Use query_params to return different responses based on what’s in the URL query string. This is useful for paginated endpoints, search endpoints, and anything where the path is the same but the behavior changes based on a ?key=value.

{
"method": "GET",
"path": "/search",
"status": 200,
"query_params": {
"params": {
"q": "test",
"page": "1"
},
"strict": false
},
"response": {
"results": [{ "id": 1, "title": "Test Result" }]
}
}

params is the object of expected query parameters. strict controls whether extra params in the request are allowed.

Each value inside params can be one of four matcher types:

{ "page": "1" }

The param must be present and equal to that string. Note that query values are always strings — write "1", not 1.

{ "page": { "regex": "^[0-9]+$" } }

The param must be present and match the regex. Useful for validating numeric IDs, UUIDs, or restricting to an enum-like set:

{ "limit": { "regex": "^(10|20|50|100)$" } }
{ "status": { "any": null } }

The param must be present, but any value is accepted. Use this when you only care that the client sent the parameter, not what they sent.

{
"query_params": {
"params": { "q": "test" },
"strict": true
}
}

With strict: true, the request must contain exactly the listed params — no extras. With strict: false (the default), extras are ignored.

mocks/list_users_page_1.json:

{
"method": "GET",
"path": "/users",
"status": 200,
"query_params": {
"params": { "page": "1" }
},
"response": {
"users": [{ "id": 1 }, { "id": 2 }],
"page": 1,
"total_pages": 3
}
}

mocks/list_users_page_2.json:

{
"method": "GET",
"path": "/users",
"status": 200,
"query_params": {
"params": { "page": "2" }
},
"response": {
"users": [{ "id": 3 }, { "id": 4 }],
"page": 2,
"total_pages": 3
}
}

Now:

Terminal window
curl http://localhost:8080/users?page=1
# Returns users 1 and 2
curl http://localhost:8080/users?page=2
# Returns users 3 and 4
curl http://localhost:8080/users?page=99
# 404 - no matching mock

If you want a fallback for unknown pages, add a third mock with no query_params matcher (so it matches anything) and a lower-priority response. Mimic’s priority scoring will pick the more specific mock when one matches.

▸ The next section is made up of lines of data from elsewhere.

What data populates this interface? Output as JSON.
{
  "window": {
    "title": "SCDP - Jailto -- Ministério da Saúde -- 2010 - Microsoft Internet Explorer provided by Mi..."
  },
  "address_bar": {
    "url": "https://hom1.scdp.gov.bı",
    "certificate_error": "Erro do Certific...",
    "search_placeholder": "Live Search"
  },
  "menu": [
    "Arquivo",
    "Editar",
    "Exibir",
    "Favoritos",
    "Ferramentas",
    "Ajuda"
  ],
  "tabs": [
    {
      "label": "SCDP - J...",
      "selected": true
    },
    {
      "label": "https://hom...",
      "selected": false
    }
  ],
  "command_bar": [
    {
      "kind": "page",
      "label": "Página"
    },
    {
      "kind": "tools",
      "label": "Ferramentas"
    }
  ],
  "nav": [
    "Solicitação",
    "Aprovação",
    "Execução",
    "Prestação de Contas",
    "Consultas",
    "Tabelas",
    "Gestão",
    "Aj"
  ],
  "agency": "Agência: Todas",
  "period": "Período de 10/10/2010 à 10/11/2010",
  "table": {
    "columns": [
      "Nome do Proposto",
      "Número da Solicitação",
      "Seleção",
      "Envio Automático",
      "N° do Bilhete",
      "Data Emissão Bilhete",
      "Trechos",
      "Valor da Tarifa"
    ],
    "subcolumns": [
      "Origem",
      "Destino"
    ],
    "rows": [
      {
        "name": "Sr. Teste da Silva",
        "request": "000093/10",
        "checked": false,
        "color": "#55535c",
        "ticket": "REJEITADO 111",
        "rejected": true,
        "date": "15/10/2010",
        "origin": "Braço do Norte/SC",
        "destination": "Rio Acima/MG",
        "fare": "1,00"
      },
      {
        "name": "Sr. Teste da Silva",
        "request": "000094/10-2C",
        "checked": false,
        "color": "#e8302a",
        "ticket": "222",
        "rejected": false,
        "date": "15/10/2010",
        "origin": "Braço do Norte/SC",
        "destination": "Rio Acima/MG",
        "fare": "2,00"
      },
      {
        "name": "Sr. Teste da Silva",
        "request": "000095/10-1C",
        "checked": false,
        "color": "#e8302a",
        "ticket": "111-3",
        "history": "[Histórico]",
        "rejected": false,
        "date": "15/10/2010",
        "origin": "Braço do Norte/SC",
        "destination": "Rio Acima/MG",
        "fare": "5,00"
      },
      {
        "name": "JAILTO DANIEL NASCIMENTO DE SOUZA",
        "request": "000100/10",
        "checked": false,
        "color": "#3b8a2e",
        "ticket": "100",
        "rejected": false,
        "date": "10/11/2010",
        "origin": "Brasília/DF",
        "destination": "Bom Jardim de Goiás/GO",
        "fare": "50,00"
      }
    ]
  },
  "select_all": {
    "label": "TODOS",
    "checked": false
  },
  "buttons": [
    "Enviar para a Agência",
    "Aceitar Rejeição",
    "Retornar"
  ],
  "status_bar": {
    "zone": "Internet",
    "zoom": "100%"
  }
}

All listed params must match (this is an AND, not an OR):

{
"query_params": {
"params": {
"q": { "any": null },
"page": { "regex": "^[0-9]+$" },
"sort": { "regex": "^(asc|desc)$" }
}
}
}

This matches any request to the configured path that has all three params, with page numeric and sort being either asc or desc.

  • Values are strings. A request to /users?page=1 has a query param page with value "1", not 1. Always quote.
  • URL encoding. Mimic compares decoded values. ?q=hello%20world matches "q": "hello world".
  • Order doesn’t matter. ?a=1&b=2 and ?b=2&a=1 are equivalent for matching purposes.
  • Repeated params. If a request sends ?tag=a&tag=b, Mimic compares against the first value. If you need to match on multiple values of the same key, file an issue on the Mimic repo.